Underappreciated Artists: Chris Spedding19th July 2014 • No comments
(Chris Spedding-Video Life)
(The Kinks Cover)
(Title track Off of Pearls 2011)
Chris Spedding is an incredibly skilled lead guitarist. He plays fast, clean, is very creative, and adept at solos. Known for his trademark Gibson Flying V guitar, which has a warm, loud, but not overly distorted sound due to the limba wood it uses. There was a quote on AllMusic which said, to paraphrase, that Chris Spedding’s lack of stardom in America was not for lack of commitment. Though his self titled album(1976) did well, featuring, “Motorbiking”. He also had many singles, “Video Life”, and ‘Jump in My Car”, originally by the Ted Mulry Gang, “Save the Life”, and I’m not Like Everybody Else.” are notable hits.
Just as often Spedding was a studio session guitarist for many of the more popular musicians of the 60’s through 80’s. From Paul McCartney to Tom Waits, Chris Spedding did it all. He contributed to Tom Waits’ most defining album, Rain Dogs, played on Coming from Reality by Sixto Rodriguez, played with Brian Eno, and produced the Sex Pistols first demos. He was a part of Battered Ornaments, Sharks, as well as The Wombles; a band created for a children’s show where the members dressed up in silly costumes.

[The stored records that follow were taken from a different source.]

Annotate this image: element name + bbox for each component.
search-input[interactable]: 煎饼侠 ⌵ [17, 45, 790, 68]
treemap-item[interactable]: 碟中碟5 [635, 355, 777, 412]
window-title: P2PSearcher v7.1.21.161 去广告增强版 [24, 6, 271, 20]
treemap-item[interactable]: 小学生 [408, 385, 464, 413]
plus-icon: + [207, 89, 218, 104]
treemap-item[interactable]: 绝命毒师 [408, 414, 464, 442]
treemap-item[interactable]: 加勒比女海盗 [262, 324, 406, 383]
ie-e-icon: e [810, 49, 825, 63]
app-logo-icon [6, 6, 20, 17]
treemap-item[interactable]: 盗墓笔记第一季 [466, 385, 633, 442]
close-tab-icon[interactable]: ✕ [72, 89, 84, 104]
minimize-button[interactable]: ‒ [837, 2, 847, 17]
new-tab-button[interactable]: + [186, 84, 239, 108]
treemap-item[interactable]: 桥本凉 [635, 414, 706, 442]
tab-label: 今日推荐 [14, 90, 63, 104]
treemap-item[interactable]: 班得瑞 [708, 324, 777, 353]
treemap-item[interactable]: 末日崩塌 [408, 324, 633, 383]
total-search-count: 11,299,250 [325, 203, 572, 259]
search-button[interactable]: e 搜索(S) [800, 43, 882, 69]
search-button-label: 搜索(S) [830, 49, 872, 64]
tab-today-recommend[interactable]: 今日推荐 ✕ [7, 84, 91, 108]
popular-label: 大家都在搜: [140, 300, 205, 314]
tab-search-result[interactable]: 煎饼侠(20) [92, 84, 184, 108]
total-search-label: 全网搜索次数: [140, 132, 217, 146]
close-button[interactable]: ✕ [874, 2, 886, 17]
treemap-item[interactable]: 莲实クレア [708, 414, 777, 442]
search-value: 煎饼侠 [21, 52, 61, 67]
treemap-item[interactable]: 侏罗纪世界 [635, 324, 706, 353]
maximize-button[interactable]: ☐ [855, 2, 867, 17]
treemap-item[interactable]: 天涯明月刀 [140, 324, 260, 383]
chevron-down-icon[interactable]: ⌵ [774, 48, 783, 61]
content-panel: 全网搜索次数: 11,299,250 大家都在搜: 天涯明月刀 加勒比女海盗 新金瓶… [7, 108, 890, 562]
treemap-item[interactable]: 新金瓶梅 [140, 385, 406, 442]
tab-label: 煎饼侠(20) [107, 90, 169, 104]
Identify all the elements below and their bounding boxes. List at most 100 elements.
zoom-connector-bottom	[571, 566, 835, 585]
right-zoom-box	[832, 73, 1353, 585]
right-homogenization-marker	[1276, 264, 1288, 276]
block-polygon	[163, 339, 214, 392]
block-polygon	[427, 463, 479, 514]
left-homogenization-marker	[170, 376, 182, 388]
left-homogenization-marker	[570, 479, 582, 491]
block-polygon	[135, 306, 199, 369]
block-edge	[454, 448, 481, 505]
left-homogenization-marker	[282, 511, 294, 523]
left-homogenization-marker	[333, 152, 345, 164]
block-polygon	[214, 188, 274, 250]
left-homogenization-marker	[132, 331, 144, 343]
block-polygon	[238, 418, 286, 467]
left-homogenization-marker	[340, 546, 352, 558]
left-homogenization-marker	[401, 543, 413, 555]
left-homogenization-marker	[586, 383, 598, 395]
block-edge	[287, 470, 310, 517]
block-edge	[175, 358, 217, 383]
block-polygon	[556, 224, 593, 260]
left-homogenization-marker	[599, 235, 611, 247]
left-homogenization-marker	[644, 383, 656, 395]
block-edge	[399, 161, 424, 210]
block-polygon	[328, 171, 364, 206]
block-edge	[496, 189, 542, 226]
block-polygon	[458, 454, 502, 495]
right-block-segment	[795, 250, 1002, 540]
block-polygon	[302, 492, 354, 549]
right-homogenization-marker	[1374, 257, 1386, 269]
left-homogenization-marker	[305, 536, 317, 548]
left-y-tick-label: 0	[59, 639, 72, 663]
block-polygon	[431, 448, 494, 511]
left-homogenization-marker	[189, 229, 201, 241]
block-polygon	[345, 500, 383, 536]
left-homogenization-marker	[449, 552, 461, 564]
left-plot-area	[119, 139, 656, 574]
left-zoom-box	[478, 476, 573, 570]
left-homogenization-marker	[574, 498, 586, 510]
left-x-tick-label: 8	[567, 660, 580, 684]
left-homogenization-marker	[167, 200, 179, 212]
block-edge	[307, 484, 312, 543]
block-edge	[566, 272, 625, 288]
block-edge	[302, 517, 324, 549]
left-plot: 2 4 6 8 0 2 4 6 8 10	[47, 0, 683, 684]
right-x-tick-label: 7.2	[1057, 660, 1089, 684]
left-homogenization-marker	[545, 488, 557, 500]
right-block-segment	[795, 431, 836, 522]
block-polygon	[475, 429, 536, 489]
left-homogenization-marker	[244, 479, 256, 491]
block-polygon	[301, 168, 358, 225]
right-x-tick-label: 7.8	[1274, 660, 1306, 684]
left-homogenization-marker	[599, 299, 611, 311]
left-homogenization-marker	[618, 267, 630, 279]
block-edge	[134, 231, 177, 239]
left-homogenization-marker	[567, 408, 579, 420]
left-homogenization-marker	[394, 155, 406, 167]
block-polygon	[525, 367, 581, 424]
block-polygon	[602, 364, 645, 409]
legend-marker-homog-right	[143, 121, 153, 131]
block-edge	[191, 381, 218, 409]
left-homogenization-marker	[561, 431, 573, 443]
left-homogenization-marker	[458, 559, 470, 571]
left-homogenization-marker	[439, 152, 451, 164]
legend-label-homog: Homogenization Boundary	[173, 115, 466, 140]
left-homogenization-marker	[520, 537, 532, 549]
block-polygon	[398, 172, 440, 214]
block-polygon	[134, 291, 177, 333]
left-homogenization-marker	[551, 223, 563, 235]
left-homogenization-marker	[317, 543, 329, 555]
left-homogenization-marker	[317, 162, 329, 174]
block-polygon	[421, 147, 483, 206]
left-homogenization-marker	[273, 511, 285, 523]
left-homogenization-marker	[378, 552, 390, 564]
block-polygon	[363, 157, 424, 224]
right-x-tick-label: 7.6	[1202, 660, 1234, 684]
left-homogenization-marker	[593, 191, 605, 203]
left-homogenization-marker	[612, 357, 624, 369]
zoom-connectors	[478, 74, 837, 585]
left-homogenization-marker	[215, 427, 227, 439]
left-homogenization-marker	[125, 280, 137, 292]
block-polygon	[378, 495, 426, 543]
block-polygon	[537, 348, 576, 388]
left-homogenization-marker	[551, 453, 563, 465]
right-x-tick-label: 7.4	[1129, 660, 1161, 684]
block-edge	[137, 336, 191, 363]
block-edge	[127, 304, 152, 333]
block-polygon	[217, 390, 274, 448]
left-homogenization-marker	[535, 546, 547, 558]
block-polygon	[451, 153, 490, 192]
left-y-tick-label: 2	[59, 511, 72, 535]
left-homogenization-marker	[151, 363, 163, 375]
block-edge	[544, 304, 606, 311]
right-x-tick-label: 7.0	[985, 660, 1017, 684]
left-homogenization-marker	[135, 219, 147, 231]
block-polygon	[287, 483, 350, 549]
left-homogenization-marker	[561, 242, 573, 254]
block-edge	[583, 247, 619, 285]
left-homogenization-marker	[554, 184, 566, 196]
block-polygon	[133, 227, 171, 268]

Now to the music: Perhaps his most well known song, “Video Life,” has one of the most unique riffs I know, a great 50’s bassline. I tend to think he’s talking about escape from the mundane, and love, of course- “Got to take evasive action, got to do it pretty soon, for fear of aerial warfare right here in your room. Video life, tune in, make the image clear, video life, baby, baby, I love you so.” “Jump in My Car” has one of the better feel good riffs but awful lyrics. “Get Outta My Pagoda” has a good solo type riff and angry lyrics; “Fi, Fie, Fo, Feeble, I smell the blood of the English People” Chris raves during this song. It’s about an argument in a temple or home. Also, who has a pagoda? His cover of The Kinks’ “I’m Not Like Everybody Else” is defining for Chris Spedding and “The Crying Game” may be his most poignant song because it covers a topic not often covered. The resolution, or cost, of pain over the years: “I’ll ask the moon, and maybe he’ll explain. Why there are heartaches.” he sings. “She’s My Friend,” “Wild Women,” and “White Lady,” all cover love. Last but certainly not least, we have “Wild in the Streets”. Always sensitive, but he flashes his rawness here, “Your teenage jive would be a mess running wild in the streets.”
As for albums, Chris Spedding, Cafe Days, Just Plug Him In!, Pearls, One Step Ahead of the Blues, and The Very Best of Chris Spedding are all good. Just Plug Him In! is a compilation and The Very Best of Chris Spedding is just that.
Overall he’s a great guitarist, good singer, personable, with clever but depressing, and over sensitive lyrics, 50’s bass, Elvis influence, and a talented performer. Chris Spedding may see himself as a late bloomer and his last few albums have gotten sadder. Johnny Marr is on his upcoming album, Joyland, and there is also a book called “Chris Spedding: Reluctant Guitar Hero.”